To: PAL who wrote (1842)8/9/2001 10:13:38 AM
From: edamo  Read Replies (1) | Respond to of 5205
 
paul....and silly me thought you had overdosed on krispy kreme donuts!

thanks, hope all is well...



To: PAL who wrote (1842)8/9/2001 1:18:16 PM
From: Uncle Frank  Read Replies (3) | Respond to of 5205
 
>> operate on an excellent company which has great management, is dominant in the field with growing demand. Concentrate on that company and notice its fluctuation. There is no need to spread yourself to thin by monitoring many companies with the hope that one will hit home run.

Wise words, PAL. Some of our fellow dummies seem to be spreading themselves very thin.

>> The buy/write approach is OK as long as the market just goes sideways.

My concern about the buy-write approach is that it seems to focus on stocks with the highest premiums rather than stocks with the highest prospects. This original thrust of this thread was to discuss covered call plays that long term investors could safely employ to generate an income stream from their core holdings. But as membership has expanded the range of interest has expanded to include buy-write, shorting puts, spreads, writing naked calls, etc. The pattern is reminiscent of another thread, Gorilla and King Options, that drifted from conservative origins to become a virtual casino and a social disaster :-(.

>> have the capacity to take assignment.

That's never an issue for covered call writers.

uf



To: PAL who wrote (1842)8/10/2001 6:08:58 PM
From: BDR  Read Replies (2) | Respond to of 5205
 
<<Remember when someone suggested to buy/write elon when it was in the 80's. Even then the suggestion was that you leverage by using margin and write calls on the double number of shares. If someone took that advice and did not cover soon enough, the amount of beatings was severe.>>

If you don't have a link to the post that you have referred to several times now, do you recall which thread it was on and about when the recommendation was made? The reason I am asking is because you have referenced this advice several times as an example of the risks of covered call writing. Certainly buying a stock then tripling the amount held using margin and writing calls against the position is a risky proposition. But if the person lost money when the stock fell it was because of 1) use of margin and 2) immobilization by fear or panic as the stock fell (not alone there). The fatal flaw in the strategy was over commitment to a single stock using margin, not the covered call aspect.
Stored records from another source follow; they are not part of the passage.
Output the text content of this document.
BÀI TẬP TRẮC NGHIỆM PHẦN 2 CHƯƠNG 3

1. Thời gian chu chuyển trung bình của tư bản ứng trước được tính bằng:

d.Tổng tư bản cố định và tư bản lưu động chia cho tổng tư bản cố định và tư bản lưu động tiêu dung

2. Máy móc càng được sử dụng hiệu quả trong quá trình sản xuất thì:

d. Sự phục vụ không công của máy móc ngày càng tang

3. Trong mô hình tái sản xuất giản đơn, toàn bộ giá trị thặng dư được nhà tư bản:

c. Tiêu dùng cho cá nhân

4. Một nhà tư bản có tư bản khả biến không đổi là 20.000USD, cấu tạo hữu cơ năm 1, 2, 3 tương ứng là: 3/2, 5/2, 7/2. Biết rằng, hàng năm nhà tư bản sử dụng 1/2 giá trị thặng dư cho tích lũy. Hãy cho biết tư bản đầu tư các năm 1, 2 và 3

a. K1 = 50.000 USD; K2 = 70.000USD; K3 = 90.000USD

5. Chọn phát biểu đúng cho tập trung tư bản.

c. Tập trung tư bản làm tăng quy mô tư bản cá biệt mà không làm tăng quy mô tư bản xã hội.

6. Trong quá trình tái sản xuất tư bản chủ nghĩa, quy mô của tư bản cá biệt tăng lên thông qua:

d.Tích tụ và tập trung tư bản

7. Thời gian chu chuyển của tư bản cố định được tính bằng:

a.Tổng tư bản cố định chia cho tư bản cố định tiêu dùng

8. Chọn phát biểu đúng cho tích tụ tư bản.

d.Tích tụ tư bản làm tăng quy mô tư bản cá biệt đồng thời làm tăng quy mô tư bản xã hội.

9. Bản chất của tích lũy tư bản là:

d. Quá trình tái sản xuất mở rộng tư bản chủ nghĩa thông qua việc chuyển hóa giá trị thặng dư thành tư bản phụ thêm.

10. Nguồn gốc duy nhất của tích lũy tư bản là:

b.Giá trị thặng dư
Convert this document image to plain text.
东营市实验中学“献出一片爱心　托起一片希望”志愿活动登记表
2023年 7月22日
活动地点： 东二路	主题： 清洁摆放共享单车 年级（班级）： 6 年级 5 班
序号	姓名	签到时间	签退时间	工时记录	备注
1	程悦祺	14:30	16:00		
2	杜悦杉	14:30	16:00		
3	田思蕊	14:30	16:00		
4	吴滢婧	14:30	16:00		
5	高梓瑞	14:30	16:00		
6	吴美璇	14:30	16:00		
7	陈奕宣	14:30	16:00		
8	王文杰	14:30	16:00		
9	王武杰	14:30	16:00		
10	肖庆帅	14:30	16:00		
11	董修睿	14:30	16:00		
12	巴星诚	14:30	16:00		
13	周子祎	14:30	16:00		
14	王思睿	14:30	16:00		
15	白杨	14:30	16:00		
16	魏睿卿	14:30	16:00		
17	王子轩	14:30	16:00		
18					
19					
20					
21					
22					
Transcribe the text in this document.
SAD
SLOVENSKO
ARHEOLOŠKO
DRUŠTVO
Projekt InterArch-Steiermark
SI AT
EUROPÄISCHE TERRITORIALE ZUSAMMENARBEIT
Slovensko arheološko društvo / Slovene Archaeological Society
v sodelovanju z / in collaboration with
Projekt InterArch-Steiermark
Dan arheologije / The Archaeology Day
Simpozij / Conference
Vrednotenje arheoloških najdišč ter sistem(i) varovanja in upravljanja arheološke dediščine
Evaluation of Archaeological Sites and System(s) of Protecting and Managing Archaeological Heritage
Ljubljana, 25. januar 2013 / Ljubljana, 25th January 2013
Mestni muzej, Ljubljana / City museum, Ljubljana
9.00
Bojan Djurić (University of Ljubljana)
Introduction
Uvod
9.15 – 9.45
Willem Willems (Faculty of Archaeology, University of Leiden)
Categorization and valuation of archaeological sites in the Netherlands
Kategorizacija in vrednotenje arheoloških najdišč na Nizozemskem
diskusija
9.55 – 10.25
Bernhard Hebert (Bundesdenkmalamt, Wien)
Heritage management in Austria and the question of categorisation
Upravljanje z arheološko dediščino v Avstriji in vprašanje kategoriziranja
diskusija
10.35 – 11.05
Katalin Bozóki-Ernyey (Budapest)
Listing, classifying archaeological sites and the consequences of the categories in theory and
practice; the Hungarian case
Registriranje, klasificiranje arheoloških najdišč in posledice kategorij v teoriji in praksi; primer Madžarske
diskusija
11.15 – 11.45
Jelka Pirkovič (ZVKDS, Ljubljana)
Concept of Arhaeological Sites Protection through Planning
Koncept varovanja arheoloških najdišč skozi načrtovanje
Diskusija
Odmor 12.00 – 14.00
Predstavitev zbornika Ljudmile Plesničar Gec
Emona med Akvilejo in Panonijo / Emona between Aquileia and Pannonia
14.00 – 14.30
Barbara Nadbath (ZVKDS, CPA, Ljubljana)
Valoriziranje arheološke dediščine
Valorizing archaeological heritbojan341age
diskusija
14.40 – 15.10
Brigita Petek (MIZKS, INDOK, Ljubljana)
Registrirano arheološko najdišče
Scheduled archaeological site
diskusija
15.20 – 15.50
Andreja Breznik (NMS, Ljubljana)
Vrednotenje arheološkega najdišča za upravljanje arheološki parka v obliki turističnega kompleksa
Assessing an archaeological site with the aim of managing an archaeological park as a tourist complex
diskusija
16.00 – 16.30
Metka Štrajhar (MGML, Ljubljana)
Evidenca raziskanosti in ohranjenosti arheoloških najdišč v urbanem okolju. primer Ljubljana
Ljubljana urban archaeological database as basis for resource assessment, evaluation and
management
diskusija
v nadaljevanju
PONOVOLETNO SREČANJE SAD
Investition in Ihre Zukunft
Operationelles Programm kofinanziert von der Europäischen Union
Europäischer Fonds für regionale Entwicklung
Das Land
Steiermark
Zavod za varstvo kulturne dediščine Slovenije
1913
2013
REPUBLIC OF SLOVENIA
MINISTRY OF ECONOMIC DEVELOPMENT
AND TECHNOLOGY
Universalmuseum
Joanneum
I am trying to understand what relevance the example has to what has been discussed here over the last several months. You have thrown the example in the face of several people who have stated a preference for covered call writing. I don't recall anyone here advocating using margin. And we agreed a long time ago that covered calls offered poor protection against a massive decline in stock price. There are other better strategies for that, if only we could be perspicacious enough to put them to use at an appropriate time. Most of us are trying to generate some income from our current (much diminished) portfolios. Of course, if you had read through the thread before forming your opinions about the participants, you would know all that.